El bloqueo en Talismán y Suchiate mostró una frontera rebasada por la demanda
CARLOS RUIZ/PORTAVOZ
FOTO: ALEJANDRO LÓPEZ
Talismán y Suchiate se vieron afectados por el colapso vial en la frontera de Chiapas, donde kilómetros de vehículos varados y conductores resintieron el impacto de la negligencia institucional en las aduanas de la región, las carreteras ahora resguardan transporte de carga centroamericano que buscan llegar a su destino, sin embargo, debido a la ineficiencia de las autoridades han tenido que aparcar por días en tramo federal.
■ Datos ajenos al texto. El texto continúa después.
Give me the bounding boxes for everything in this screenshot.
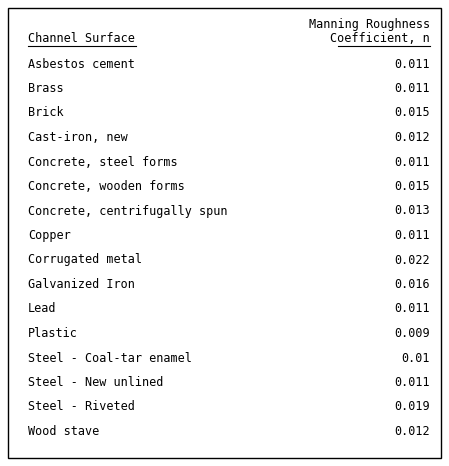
- Text: Manning Roughness: Manning Roughness: [309, 18, 430, 31]
- Text: 0.013: 0.013: [394, 205, 430, 218]
- Text: 0.012: 0.012: [394, 425, 430, 438]
- Text: 0.016: 0.016: [394, 278, 430, 291]
- Text: Galvanized Iron: Galvanized Iron: [28, 278, 135, 291]
- Text: Brick: Brick: [28, 107, 64, 119]
- Text: Lead: Lead: [28, 302, 57, 315]
- Text: Steel - New unlined: Steel - New unlined: [28, 376, 163, 389]
- Text: 0.015: 0.015: [394, 180, 430, 193]
- Text: 0.01: 0.01: [401, 351, 430, 364]
- Text: Copper: Copper: [28, 229, 71, 242]
- Text: Steel - Coal-tar enamel: Steel - Coal-tar enamel: [28, 351, 192, 364]
- Text: Wood stave: Wood stave: [28, 425, 99, 438]
- Text: Concrete, wooden forms: Concrete, wooden forms: [28, 180, 185, 193]
- Text: Asbestos cement: Asbestos cement: [28, 57, 135, 70]
- Text: Cast-iron, new: Cast-iron, new: [28, 131, 128, 144]
- Text: 0.011: 0.011: [394, 229, 430, 242]
- Text: Brass: Brass: [28, 82, 64, 95]
- Text: Plastic: Plastic: [28, 327, 78, 340]
- Text: 0.012: 0.012: [394, 131, 430, 144]
- Text: 0.022: 0.022: [394, 254, 430, 267]
- Text: 0.019: 0.019: [394, 400, 430, 413]
- Text: Concrete, centrifugally spun: Concrete, centrifugally spun: [28, 205, 228, 218]
- Text: Coefficient, n: Coefficient, n: [330, 32, 430, 45]
- Text: 0.011: 0.011: [394, 376, 430, 389]
- Text: 0.015: 0.015: [394, 107, 430, 119]
- Text: Steel - Riveted: Steel - Riveted: [28, 400, 135, 413]
- Text: 0.011: 0.011: [394, 302, 430, 315]
- Text: Corrugated metal: Corrugated metal: [28, 254, 142, 267]
- Text: 0.011: 0.011: [394, 156, 430, 169]
- Text: Concrete, steel forms: Concrete, steel forms: [28, 156, 178, 169]
- Text: 0.011: 0.011: [394, 57, 430, 70]
- Text: 0.011: 0.011: [394, 82, 430, 95]
- Text: Channel Surface: Channel Surface: [28, 32, 135, 45]
- Text: 0.009: 0.009: [394, 327, 430, 340]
En Talismán, la fila de vehículos alcanzó una extensión voluminosa, al ocupar la carretera Tapachula–Talismán y transformándola en un punto de alto riesgo, de acuerdo con registros oficiales de la Secretaría de Infraestructura, por esta vía circulan a diario más de 18 mil vehículos, lo que incrementó la probabilidad de accidentes ante la invasión de carriles y la falta de control vial. A ello se sumó la ausencia de protocolos de atención para conductores obligados a dormir en la calle durante varios días.
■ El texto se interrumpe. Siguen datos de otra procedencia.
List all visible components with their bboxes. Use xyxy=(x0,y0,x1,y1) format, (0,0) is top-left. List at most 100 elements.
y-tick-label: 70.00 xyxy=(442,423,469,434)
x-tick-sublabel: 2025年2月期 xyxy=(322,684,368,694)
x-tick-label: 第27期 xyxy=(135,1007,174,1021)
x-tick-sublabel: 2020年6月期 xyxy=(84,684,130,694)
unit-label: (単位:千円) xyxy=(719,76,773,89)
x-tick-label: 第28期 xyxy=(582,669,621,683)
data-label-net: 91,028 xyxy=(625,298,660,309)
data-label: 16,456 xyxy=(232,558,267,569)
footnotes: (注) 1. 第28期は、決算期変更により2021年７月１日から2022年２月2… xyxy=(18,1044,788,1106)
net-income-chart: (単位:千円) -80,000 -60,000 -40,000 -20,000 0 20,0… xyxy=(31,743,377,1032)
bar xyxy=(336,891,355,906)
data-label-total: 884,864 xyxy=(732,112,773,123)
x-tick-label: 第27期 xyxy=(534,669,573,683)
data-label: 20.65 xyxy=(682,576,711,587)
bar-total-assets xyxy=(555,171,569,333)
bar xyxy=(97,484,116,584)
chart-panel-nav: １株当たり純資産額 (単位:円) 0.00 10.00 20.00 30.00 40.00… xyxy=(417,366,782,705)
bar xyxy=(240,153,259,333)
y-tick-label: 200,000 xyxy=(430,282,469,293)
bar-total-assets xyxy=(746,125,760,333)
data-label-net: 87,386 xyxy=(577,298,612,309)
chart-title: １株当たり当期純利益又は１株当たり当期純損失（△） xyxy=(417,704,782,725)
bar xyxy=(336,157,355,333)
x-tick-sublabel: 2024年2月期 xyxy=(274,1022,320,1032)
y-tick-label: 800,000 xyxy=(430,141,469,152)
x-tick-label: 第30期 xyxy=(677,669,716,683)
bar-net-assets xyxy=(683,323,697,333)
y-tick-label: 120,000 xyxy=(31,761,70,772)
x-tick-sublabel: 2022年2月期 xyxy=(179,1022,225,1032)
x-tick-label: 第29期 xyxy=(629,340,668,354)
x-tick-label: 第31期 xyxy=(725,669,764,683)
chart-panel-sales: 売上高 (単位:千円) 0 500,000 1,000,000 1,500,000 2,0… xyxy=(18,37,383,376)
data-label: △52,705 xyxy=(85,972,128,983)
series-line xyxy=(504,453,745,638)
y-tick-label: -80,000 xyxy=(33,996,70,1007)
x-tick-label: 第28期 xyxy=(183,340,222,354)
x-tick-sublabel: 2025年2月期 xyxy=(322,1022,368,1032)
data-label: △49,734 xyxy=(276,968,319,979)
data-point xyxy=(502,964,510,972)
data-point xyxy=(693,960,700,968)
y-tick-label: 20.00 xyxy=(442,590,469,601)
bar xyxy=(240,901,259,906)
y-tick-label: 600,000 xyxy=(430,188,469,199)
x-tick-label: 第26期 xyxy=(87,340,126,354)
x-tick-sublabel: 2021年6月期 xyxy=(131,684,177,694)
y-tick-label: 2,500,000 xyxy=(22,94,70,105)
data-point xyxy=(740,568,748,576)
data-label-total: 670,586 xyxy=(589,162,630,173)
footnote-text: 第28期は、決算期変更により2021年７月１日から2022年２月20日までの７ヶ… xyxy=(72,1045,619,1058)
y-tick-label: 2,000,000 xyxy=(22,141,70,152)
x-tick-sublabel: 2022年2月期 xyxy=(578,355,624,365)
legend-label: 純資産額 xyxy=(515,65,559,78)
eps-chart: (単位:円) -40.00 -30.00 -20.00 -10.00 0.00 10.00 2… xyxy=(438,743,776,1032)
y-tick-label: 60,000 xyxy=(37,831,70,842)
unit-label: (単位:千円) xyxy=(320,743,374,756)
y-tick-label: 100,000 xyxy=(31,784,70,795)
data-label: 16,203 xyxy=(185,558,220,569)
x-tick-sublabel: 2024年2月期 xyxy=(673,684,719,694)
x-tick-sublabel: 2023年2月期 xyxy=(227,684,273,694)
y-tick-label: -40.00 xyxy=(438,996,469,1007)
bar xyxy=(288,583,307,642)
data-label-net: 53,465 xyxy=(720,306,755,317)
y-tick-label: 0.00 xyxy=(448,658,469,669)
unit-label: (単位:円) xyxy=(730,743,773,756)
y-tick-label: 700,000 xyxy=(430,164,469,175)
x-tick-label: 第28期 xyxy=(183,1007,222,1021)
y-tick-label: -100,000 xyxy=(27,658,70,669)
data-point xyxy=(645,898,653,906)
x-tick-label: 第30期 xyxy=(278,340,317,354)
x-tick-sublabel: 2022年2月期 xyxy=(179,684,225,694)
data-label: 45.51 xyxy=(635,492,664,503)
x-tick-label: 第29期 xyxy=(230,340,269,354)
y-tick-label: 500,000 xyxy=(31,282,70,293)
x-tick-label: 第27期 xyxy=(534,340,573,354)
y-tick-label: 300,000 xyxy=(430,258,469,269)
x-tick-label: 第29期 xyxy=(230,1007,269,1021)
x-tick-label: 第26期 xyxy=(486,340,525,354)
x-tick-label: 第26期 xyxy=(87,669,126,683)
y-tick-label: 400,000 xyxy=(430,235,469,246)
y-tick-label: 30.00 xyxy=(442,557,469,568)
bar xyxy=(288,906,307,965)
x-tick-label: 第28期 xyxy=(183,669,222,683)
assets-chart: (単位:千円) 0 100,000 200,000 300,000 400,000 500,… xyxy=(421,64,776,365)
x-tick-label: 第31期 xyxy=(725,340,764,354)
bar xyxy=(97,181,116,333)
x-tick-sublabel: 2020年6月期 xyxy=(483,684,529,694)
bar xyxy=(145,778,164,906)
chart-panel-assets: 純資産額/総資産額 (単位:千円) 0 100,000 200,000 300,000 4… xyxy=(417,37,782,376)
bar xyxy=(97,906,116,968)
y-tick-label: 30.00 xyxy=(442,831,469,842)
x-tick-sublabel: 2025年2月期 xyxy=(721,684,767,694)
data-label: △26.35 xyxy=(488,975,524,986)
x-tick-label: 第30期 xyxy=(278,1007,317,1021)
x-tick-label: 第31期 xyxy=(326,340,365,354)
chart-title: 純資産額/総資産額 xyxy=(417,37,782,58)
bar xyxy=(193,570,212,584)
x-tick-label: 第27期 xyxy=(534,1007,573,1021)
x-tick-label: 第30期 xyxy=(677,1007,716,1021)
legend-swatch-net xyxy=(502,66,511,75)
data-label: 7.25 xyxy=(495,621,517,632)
El impacto no fue solo humano, sino también económico, datos del Servicio de Administración Tributaria (SAT) indicaron que el 32 por ciento del comercio terrestre hacia Centroamérica cruza por los puertos de la comarca, por lo que cualquier retraso en el despacho aduanal genera pérdidas millonarias y retrasos en cadenas logísticas regionales. La tardanza en la atención de trámites fiscales provocó cuellos de botellas en las principales aduanas de la frontera, mismos que carecen de la capacitación e infraestructura para atender un flujo grande de vehículos transmigratorios.
En Suchiate–Tecún Umán, el escenario fue similar, decenas de tráileres bloquearon accesos clave cerca del puente Cuarentenario, lo que causo afectaciones en el transporte público y la movilidad urbana. Cifras oficiales de la Guardia Nacional señalaron que en este punto fronterizo se registraron en promedio mil 200 cruces de carga pesada al día, volumen que superó la capacidad operativa ante la indiferencia del personal aduanal.
El desorden en ambos cruces ocurrió en una temporada alta, puesto que estadísticas del Instituto Nacional de Migración revelaron que en el último trimestre del año aumentó hasta 40 por ciento el flujo de transmigrantes que regresan a Centroamérica. Sin personal suficiente, sin trámites ágiles y con una actitud hostil hacia los usuarios, los puertos de Suchiate y Talismán demostraron la incapacidad de responder a una demanda previsible y urgente en el cierre del año.